Meine Umgebung war verschwommen und beim Klang der läutenden Sirenen wollte ich am liebsten wieder einschlafen.
Erst jetzt bemerkte ich unerträgliche Schmerzen. Ich ballte meine Hände zu Fäusten, biss mir auf meine blutende Unterlippe und versuchte dieses grauenhafte Gefühl zu unterdrücken.
"Wir müssen sofort operieren!", befahl eine raue Männerstimme.
Wo war ich? Was war passiert? Egal wie oft und wie energisch ich versuchte an das letzte Ereignis zurückzudenken, es gelang mir nicht.
Ich vernahm ein Ruckeln und sterile Gerüche. Ich konnte nicht beurteilen, ob mich die verschiedenen Düfte, oder andere Dinge ermüden ließen, jedoch verdunkelte sich mein Umfeld. Meine Schmerzen, sie waren wie weggeblasen.
"Piep, piep, piep ..." Dieses in regelmäßigen Abständen erfolgende Geräusch kam mir bekannt vor. Ich hörte ein Tropfen neben mir und beschloss meine letzte Kraft zum Öffnen meiner Augen zu benutzen.
"Liebling?", fragte eine frauliche Stimme nach mir.
"Wie geht es dir?"
Meine Wimpern flatterten bei dem misslungenen Versuch zu reden. Ich bekam lediglich ein "Mom" zustande.
"Ja, ich bin es.

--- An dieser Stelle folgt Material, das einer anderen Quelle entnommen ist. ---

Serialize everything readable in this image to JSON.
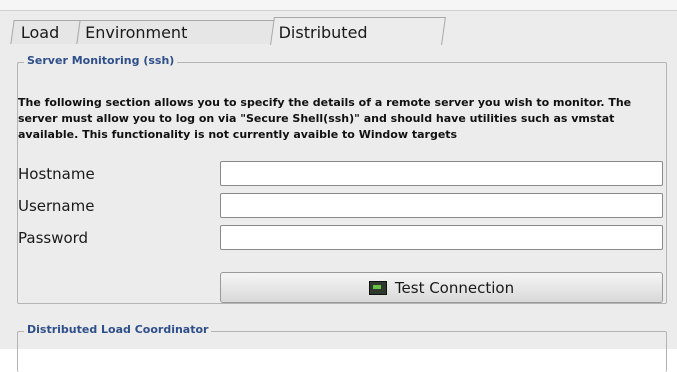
{
  "tabs": [
    {
      "label": "Load"
    },
    {
      "label": "Environment Variables"
    },
    {
      "label": "Distributed Controls"
    }
  ],
  "server_monitoring": {
    "title": "Server Monitoring (ssh)",
    "description": "The following section allows you to specify the details of a remote server you wish to monitor. The server must allow you to log on via \"Secure Shell(ssh)\" and should have utilities such as vmstat available. This functionality is not currently avaible to Window targets",
    "hostname_label": "Hostname",
    "username_label": "Username",
    "password_label": "Password",
    "hostname_value": "",
    "username_value": "",
    "password_value": "",
    "test_button_label": "Test Connection",
    "test_button_icon": "terminal-icon"
  },
  "distributed_load": {
    "title": "Distributed Load Coordinator"
  },
  "colors": {
    "group_title": "#2e4f8a",
    "background": "#ececec"
  }
}
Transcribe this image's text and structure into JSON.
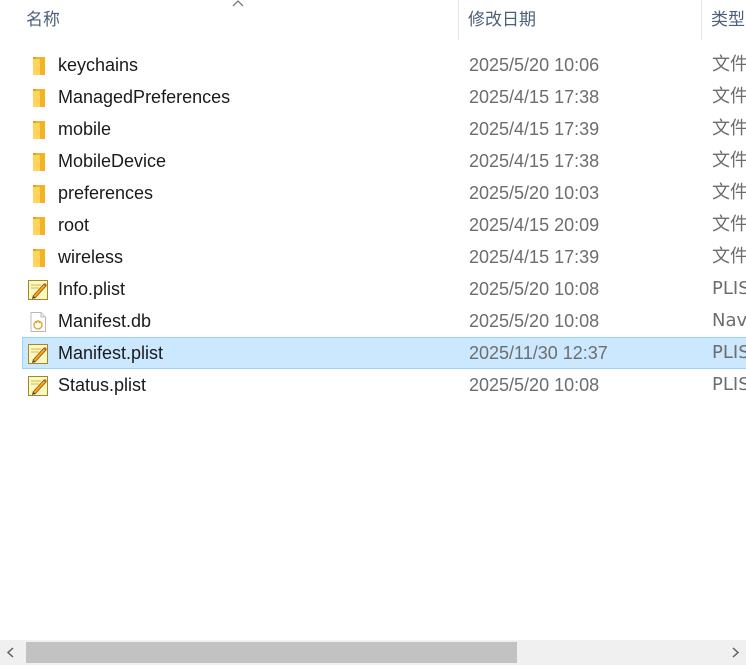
{
  "columns": {
    "name": "名称",
    "date": "修改日期",
    "type": "类型"
  },
  "sort": {
    "column": "name",
    "direction": "ascending",
    "icon": "sort-up-icon"
  },
  "files": [
    {
      "name": "keychains",
      "date": "2025/5/20 10:06",
      "type": "文件",
      "icon": "folder-icon",
      "selected": false
    },
    {
      "name": "ManagedPreferences",
      "date": "2025/4/15 17:38",
      "type": "文件",
      "icon": "folder-icon",
      "selected": false
    },
    {
      "name": "mobile",
      "date": "2025/4/15 17:39",
      "type": "文件",
      "icon": "folder-icon",
      "selected": false
    },
    {
      "name": "MobileDevice",
      "date": "2025/4/15 17:38",
      "type": "文件",
      "icon": "folder-icon",
      "selected": false
    },
    {
      "name": "preferences",
      "date": "2025/5/20 10:03",
      "type": "文件",
      "icon": "folder-icon",
      "selected": false
    },
    {
      "name": "root",
      "date": "2025/4/15 20:09",
      "type": "文件",
      "icon": "folder-icon",
      "selected": false
    },
    {
      "name": "wireless",
      "date": "2025/4/15 17:39",
      "type": "文件",
      "icon": "folder-icon",
      "selected": false
    },
    {
      "name": "Info.plist",
      "date": "2025/5/20 10:08",
      "type": "PLIS",
      "icon": "plist-file-icon",
      "selected": false
    },
    {
      "name": "Manifest.db",
      "date": "2025/5/20 10:08",
      "type": "Nav",
      "icon": "db-file-icon",
      "selected": false
    },
    {
      "name": "Manifest.plist",
      "date": "2025/11/30 12:37",
      "type": "PLIS",
      "icon": "plist-file-icon",
      "selected": true
    },
    {
      "name": "Status.plist",
      "date": "2025/5/20 10:08",
      "type": "PLIS",
      "icon": "plist-file-icon",
      "selected": false
    }
  ],
  "colors": {
    "header_text": "#4c607a",
    "date_text": "#6d6d6d",
    "selection_bg": "#cce8ff",
    "selection_border": "#99d1ff",
    "folder_yellow": "#ffc83d"
  }
}
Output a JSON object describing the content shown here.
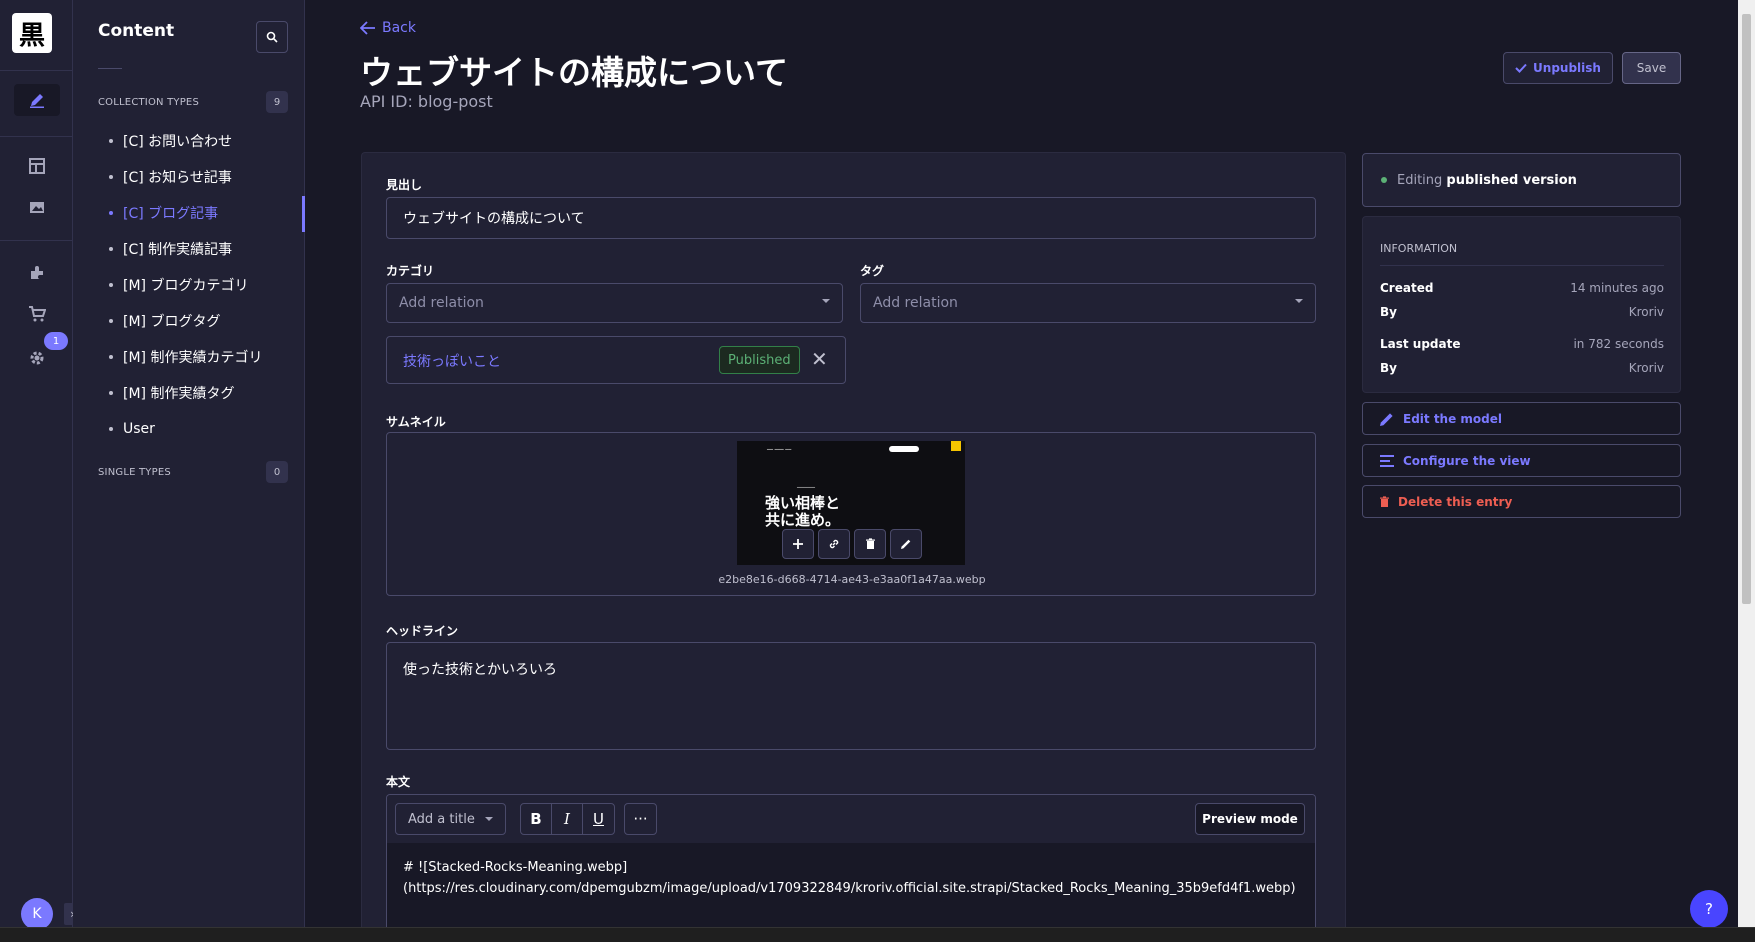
{
  "rail": {
    "logo": "黒",
    "badge": "1",
    "avatar": "K",
    "collapse": "›"
  },
  "content_nav": {
    "title": "Content",
    "collection_types": {
      "label": "COLLECTION TYPES",
      "count": "9",
      "items": [
        {
          "label": "[C] お問い合わせ"
        },
        {
          "label": "[C] お知らせ記事"
        },
        {
          "label": "[C] ブログ記事"
        },
        {
          "label": "[C] 制作実績記事"
        },
        {
          "label": "[M] ブログカテゴリ"
        },
        {
          "label": "[M] ブログタグ"
        },
        {
          "label": "[M] 制作実績カテゴリ"
        },
        {
          "label": "[M] 制作実績タグ"
        },
        {
          "label": "User"
        }
      ]
    },
    "single_types": {
      "label": "SINGLE TYPES",
      "count": "0"
    }
  },
  "header": {
    "back": "Back",
    "title": "ウェブサイトの構成について",
    "api_id": "API ID: blog-post",
    "unpublish": "Unpublish",
    "save": "Save"
  },
  "form": {
    "midashi": {
      "label": "見出し",
      "value": "ウェブサイトの構成について"
    },
    "category": {
      "label": "カテゴリ",
      "placeholder": "Add relation"
    },
    "tag": {
      "label": "タグ",
      "placeholder": "Add relation"
    },
    "relation_item": {
      "name": "技術っぽいこと",
      "status": "Published",
      "remove": "✕"
    },
    "thumbnail": {
      "label": "サムネイル",
      "preview_line1": "強い相棒と",
      "preview_line2": "共に進め。",
      "filename": "e2be8e16-d668-4714-ae43-e3aa0f1a47aa.webp"
    },
    "headline": {
      "label": "ヘッドライン",
      "value": "使った技術とかいろいろ"
    },
    "body": {
      "label": "本文",
      "add_title": "Add a title",
      "bold": "B",
      "italic": "I",
      "underline": "U",
      "more": "···",
      "preview_mode": "Preview mode",
      "line1": "# ![Stacked-Rocks-Meaning.webp]",
      "line2": "(https://res.cloudinary.com/dpemgubzm/image/upload/v1709322849/kroriv.official.site.strapi/Stacked_Rocks_Meaning_35b9efd4f1.webp)"
    }
  },
  "panel": {
    "status_prefix": "Editing ",
    "status_bold": "published version",
    "info_heading": "INFORMATION",
    "created_label": "Created",
    "created_value": "14 minutes ago",
    "by_label": "By",
    "created_by": "Kroriv",
    "updated_label": "Last update",
    "updated_value": "in 782 seconds",
    "updated_by": "Kroriv",
    "edit_model": "Edit the model",
    "configure_view": "Configure the view",
    "delete_entry": "Delete this entry"
  },
  "help": "?",
  "colors": {
    "accent": "#7b79ff",
    "success": "#5cb176",
    "danger": "#ee5e52",
    "background": "#181826",
    "surface": "#212134"
  }
}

Dein Vater ist auch da.", antwortete diese ruhige und vertraute Stimme.
"M-Mom?", stotterte ich.
"Ja, mein Engel?"
"Was ist passiert?", versuchte ich herauszufinden.
"Das spielt momentan keine Rolle. Brauchst, oder möchtest du etwas haben?", antwortete sie.
"Nein."
"Ich lasse dich nur ungern alleine, aber ich werde ein paar Worte mit dem Arzt wechseln.", versicherte sie mir.
Ich nickte einverstanden und sie verließ, zusammen mit meinem Vater den Raum.
Jeder Blick, jedes Wort, jede Bewegung kostete mir wichtige Kraft, dennoch schaute ich mich um. Lauter Nadeln und Schläuche hingen an mir. Allein der Gedanke machte mir Angst. Vorsichtig hob ich meine linke Hand, an der sich ein Pulsmesser befand und berührte eine schmerzende Stelle an meiner Stirn. Ich wusste nicht, warum ich solch starke Verletzungen hatte. Ich wusste nicht einmal, was vor einer Stunde passiert war.
Meine Eltern sprachen eine elendig lange Zeit mit dem behandelnden Arzt, dass sicherlich nichts Gutes hieß, doch ich fühlte mich zu schwach um weiterhin darüber nachzudenken und versuchte zu schlafen.